Streamline the process
Perhaps the key advantage of engaging a broker is that the process of selling your business is significantly streamlined. You may have little experience of marketing a business for sale, selecting the right bidders and engaging in initial negotiations, but these are all things that brokers do for a living.

A good broker can be invaluable throughout these stages, representing your wants and needs to potential bidders, helping you to find the correct buyer and, ultimately, get the best deal overall for you and your business.

If you find the right broker, you might find that they will help you draw up a solid pool of pool of potential buyers, something that is often the trickiest and most daunting step for first time sellers. With this process done, you may have sufficient confidence to go on without their assistance.

Sale can proceed rapidly
In some cases, a seller will want the sale to proceed at a good pace, rather than becoming an overly drawn-out process. In such instances, getting a good broker on board early can help to speed up some of the initial, more problematic stages.

If you’re an inexperienced seller and time is of the essence for whatever reason, then a broker can help to ensure that your business sale starts in a timely fashion and doesn’t get bogged down before it’s really started, something that can happen all too easily.

Tap into expertise
Aside from the hands-on guidance that brokers can provide during the early stages of a sale, they also offer a wealth of knowledge, expertise and experience that can be useful to draw on for later stages of your disposal.

For example, once the initial steps have been taken, many brokers will have strong professional relationships and connections that enable them to refer you to lawyers, accountants and other professionals who can be vital in taking your sale to the next stage.

What if you proceed without a broker?
Cost savings
As we mentioned at the outset, engaging a broker to help handle your business sale represents a significant investment that will ultimately be reflected in the proceeds from the sale. If cost is a sensitive issue during your sale, then hiring a broker may be an expense that you simply can’t justify.

The counter-argument here is that brokers can help to draw up a better pool of potential buyers, which could prove valuable in ultimately securing a better price for your business. However, in sales involving a very small business or one that is in financial distress, the kinds of fees charged by brokers might be unfeasible, especially in an age where online platforms can help with various steps of the sale at a fraction of the price.

Cut out the middle man
For some sellers, having a broker to handle the early stages of a sale can be a godsend, especially if they aren’t confident or they don’t want to get too emotionally invested in the process, to the detriment of the eventual outcome.

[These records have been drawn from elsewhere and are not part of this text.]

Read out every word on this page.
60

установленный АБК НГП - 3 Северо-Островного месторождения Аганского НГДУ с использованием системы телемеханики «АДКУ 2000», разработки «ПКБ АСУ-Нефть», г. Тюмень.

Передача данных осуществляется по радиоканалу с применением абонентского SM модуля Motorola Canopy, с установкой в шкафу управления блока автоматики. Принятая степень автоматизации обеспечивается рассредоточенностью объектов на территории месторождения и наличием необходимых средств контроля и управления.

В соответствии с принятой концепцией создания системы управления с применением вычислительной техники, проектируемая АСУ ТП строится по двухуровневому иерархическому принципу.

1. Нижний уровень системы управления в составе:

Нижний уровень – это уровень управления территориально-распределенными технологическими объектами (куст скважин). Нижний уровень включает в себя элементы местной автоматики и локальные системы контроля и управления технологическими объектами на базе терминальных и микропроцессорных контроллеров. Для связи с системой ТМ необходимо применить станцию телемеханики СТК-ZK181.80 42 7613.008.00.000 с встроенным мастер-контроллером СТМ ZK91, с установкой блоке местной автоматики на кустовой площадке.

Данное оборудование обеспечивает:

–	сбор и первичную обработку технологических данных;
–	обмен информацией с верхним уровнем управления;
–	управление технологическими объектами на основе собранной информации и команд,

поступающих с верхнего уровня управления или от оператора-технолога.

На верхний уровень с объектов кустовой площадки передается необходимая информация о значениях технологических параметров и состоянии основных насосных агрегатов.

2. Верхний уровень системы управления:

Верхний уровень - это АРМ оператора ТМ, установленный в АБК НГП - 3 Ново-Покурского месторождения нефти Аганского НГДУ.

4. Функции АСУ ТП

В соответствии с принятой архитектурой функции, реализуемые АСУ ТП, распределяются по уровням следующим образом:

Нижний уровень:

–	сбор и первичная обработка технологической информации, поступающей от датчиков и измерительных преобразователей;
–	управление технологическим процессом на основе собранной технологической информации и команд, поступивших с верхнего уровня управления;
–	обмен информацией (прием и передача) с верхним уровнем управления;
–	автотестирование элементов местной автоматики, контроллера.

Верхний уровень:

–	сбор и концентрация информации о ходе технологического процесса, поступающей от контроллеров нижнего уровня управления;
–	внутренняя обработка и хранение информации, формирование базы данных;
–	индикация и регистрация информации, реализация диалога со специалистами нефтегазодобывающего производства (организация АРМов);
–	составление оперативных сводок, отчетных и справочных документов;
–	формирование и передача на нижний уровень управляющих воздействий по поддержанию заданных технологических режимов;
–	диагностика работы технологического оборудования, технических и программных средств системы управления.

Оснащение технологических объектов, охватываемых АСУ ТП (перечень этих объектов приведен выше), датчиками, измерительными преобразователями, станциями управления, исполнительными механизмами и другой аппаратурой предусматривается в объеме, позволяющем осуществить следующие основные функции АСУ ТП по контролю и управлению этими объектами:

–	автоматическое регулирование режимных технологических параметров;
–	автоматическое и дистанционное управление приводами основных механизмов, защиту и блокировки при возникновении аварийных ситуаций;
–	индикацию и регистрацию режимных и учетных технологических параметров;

For others, however, a broker might represent an unnecessary, costly barrier that gets in the way of them directly dealing with, getting to know and vetting potential buyers. Some sellers, particularly those that have built their own business and are concerned about its future, will want to speak directly with a buyer to gauge their motives and assess their capacity to take the business forward.

Having a broker involved could simply represent a hindrance in this regard. Furthermore, if the buyer does have a strong emotional investment in the business and wants to ensure that it is sold to a buyer that genuinely has its best interests in mind, engaging a third party broker that is simply thinking about getting the sale done may mean such considerations are not prioritised or properly respected.

Are they redundant?
In some types of sales, for example to a friend, trusted associate or family member, engaging a broker may just be a redundant, unnecessary expense. If a buyer or pool of buyers is already in place, then, of course, the sale will probably not require a broker.

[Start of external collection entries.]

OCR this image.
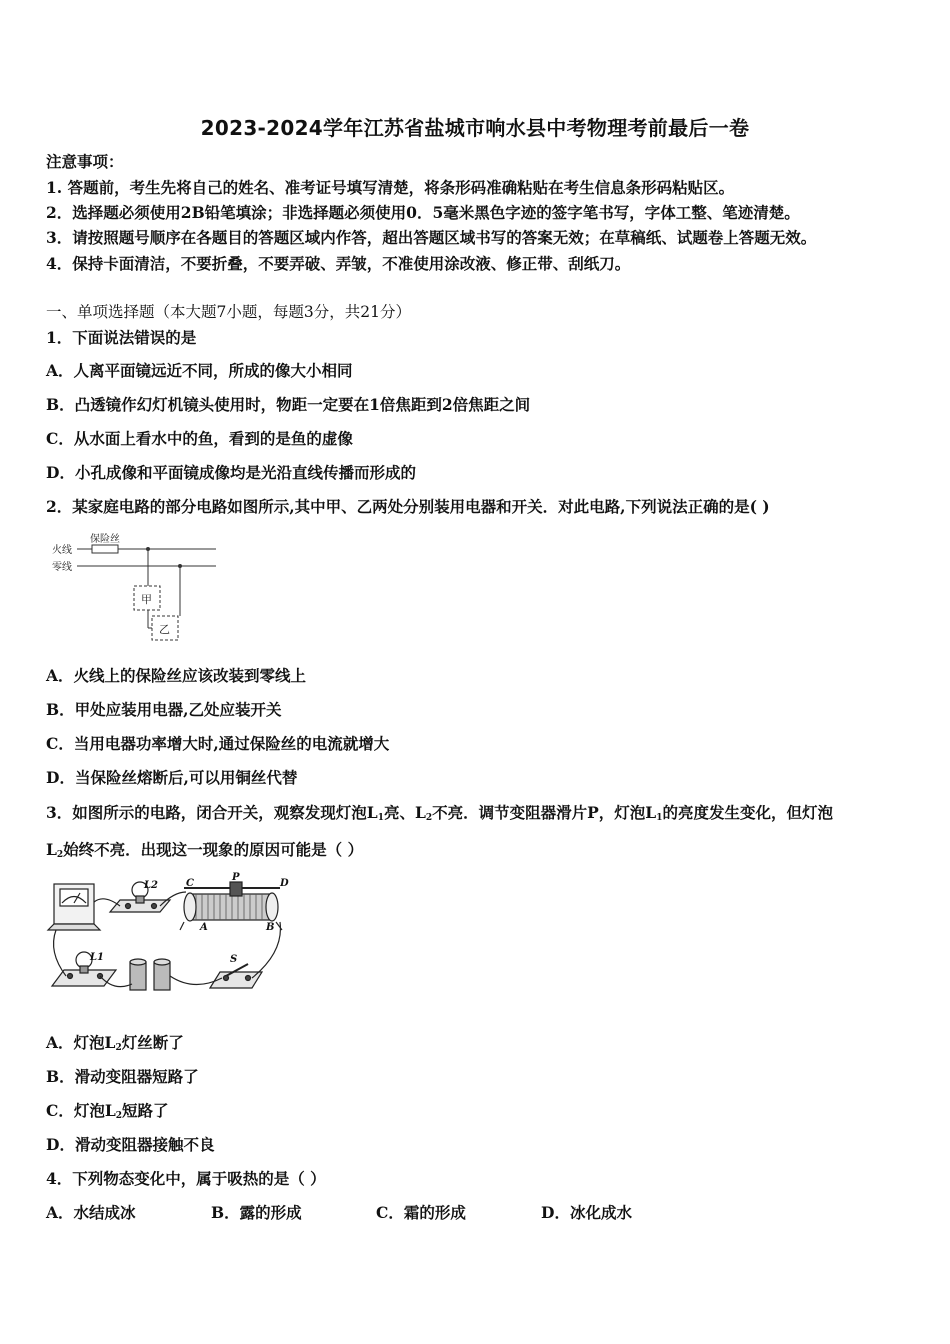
2023-2024学年江苏省盐城市响水县中考物理考前最后一卷
注意事项：
1. 答题前，考生先将自己的姓名、准考证号填写清楚，将条形码准确粘贴在考生信息条形码粘贴区。
2．选择题必须使用2B铅笔填涂；非选择题必须使用0．5毫米黑色字迹的签字笔书写，字体工整、笔迹清楚。
3．请按照题号顺序在各题目的答题区域内作答，超出答题区域书写的答案无效；在草稿纸、试题卷上答题无效。
4．保持卡面清洁，不要折叠，不要弄破、弄皱，不准使用涂改液、修正带、刮纸刀。
一、单项选择题（本大题7小题，每题3分，共21分）
1．下面说法错误的是
A．人离平面镜远近不同，所成的像大小相同
B．凸透镜作幻灯机镜头使用时，物距一定要在1倍焦距到2倍焦距之间
C．从水面上看水中的鱼，看到的是鱼的虚像
D．小孔成像和平面镜成像均是光沿直线传播而形成的
2．某家庭电路的部分电路如图所示,其中甲、乙两处分别装用电器和开关．对此电路,下列说法正确的是( )
火线
零线
保险丝
甲
乙
A．火线上的保险丝应该改装到零线上
B．甲处应装用电器,乙处应装开关
C．当用电器功率增大时,通过保险丝的电流就增大
D．当保险丝熔断后,可以用铜丝代替
3．如图所示的电路，闭合开关，观察发现灯泡$L_1$亮、$L_2$不亮．调节变阻器滑片P，灯泡$L_1$的亮度发生变化，但灯泡
$L_2$始终不亮．出现这一现象的原因可能是（ ）
L2
L1
P
C	D
A	B
S
A．灯泡$L_2$灯丝断了
B．滑动变阻器短路了
C．灯泡$L_2$短路了
D．滑动变阻器接触不良
4．下列物态变化中，属于吸热的是（ ）
A．水结成冰	B．露的形成	C．霜的形成	D．冰化成水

However, even in other instances, a broker may not be strictly necessary. With resources like online listing platforms and other digital tools, many of the processes that brokers offer, such as marketing the business, selecting potential buyers and providing legal or accounting referrals, can be easily carried out by the seller themselves for far less cost.

Overall, while a broker can provide incredibly valuable services at the start of a business sale process, particularly for novice sellers who want or need professional guidance, they are not absolutely mandatory to an effective disposal.

In some cases, it may be advisable to consult with a broker, but in others they are simply unnecessary. When it comes to the issue of whether to engage a broker or not, each business sale should be looked at individually and rationally. In most cases, it should be fairly clear whether the services of a broker are required or not.